In California, Republicans and Democrats have been promoting the high-speed train for decades before the first shovel was unveiled in 2015. Pete Wilson, a Republican governor, signed in 1996 the law creating the California High-Rail Rail Authority. Another Republican governor, Arnold Schwarzenegger, put project funding on the vote in 2008. Later, Gov. Jerry Brown, Democrat, became the biggest supporter and supporter of the project. In the meantime, polls have shown that Republican support for project erosion.

"There are so many obstacles to changing the status quo and litigation opportunities at every step that we are really looking at 20 years of consultants, lawyers and bureaucrats before these projects start.

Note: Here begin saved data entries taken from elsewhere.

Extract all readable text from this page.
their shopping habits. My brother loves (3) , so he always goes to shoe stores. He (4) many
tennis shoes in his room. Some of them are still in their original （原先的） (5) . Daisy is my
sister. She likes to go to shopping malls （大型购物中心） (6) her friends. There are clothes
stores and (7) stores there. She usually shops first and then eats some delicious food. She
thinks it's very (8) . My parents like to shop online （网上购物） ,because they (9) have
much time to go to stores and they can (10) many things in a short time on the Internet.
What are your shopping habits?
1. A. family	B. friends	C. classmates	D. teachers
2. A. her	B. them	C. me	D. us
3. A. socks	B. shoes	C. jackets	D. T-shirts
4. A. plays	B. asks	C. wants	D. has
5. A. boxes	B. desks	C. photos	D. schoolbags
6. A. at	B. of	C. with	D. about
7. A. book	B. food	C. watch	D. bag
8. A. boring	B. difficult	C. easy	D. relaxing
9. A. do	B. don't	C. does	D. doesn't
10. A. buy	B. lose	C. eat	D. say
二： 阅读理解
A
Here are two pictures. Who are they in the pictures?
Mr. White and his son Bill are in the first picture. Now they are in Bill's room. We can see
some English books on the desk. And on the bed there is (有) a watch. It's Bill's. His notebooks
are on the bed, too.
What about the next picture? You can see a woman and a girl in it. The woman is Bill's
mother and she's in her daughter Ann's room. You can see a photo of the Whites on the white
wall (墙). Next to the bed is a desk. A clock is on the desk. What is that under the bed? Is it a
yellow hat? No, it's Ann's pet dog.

It is almost impossible to maintain strong political and social goals. taxpayer support during this period, "said Jennifer Hernandez, a partner at Holland & Knight, who leads the West Coast law firm's environmental and land-use practices.

"The environmental process has become a matter of litigation protection," he said. "You're going to be sued, so you have to get going, process after process, study after study to make sure someone will not find a foot for a dispute."

Mr. Arias, a city council member whose district is full of homeless camps, toxic dumps from old sold-out factories and the stench of carcasses turned into tallow, sees the train at high speed as a social scale for thousands of families. for young people to connect to the thriving economy of the San Francisco Bay Area through jobs and education. According to him, it is also an environmental blow that could reduce car traffic in a region of the state that suffers from severe air pollution.

Fresno ranks second in the country after Detroit in terms of concentrated poverty – poor residents living in extremely poor neighborhoods – according to the Brookings Institution.

"It's extremely personal," said Arias while driving his electric car in his district. "When people talk so critically about high-speed rail – calling it a boondoggle or something like that – they do not see every day the crisis neighborhoods that would benefit."

"To remove that would be inconceivable," he said.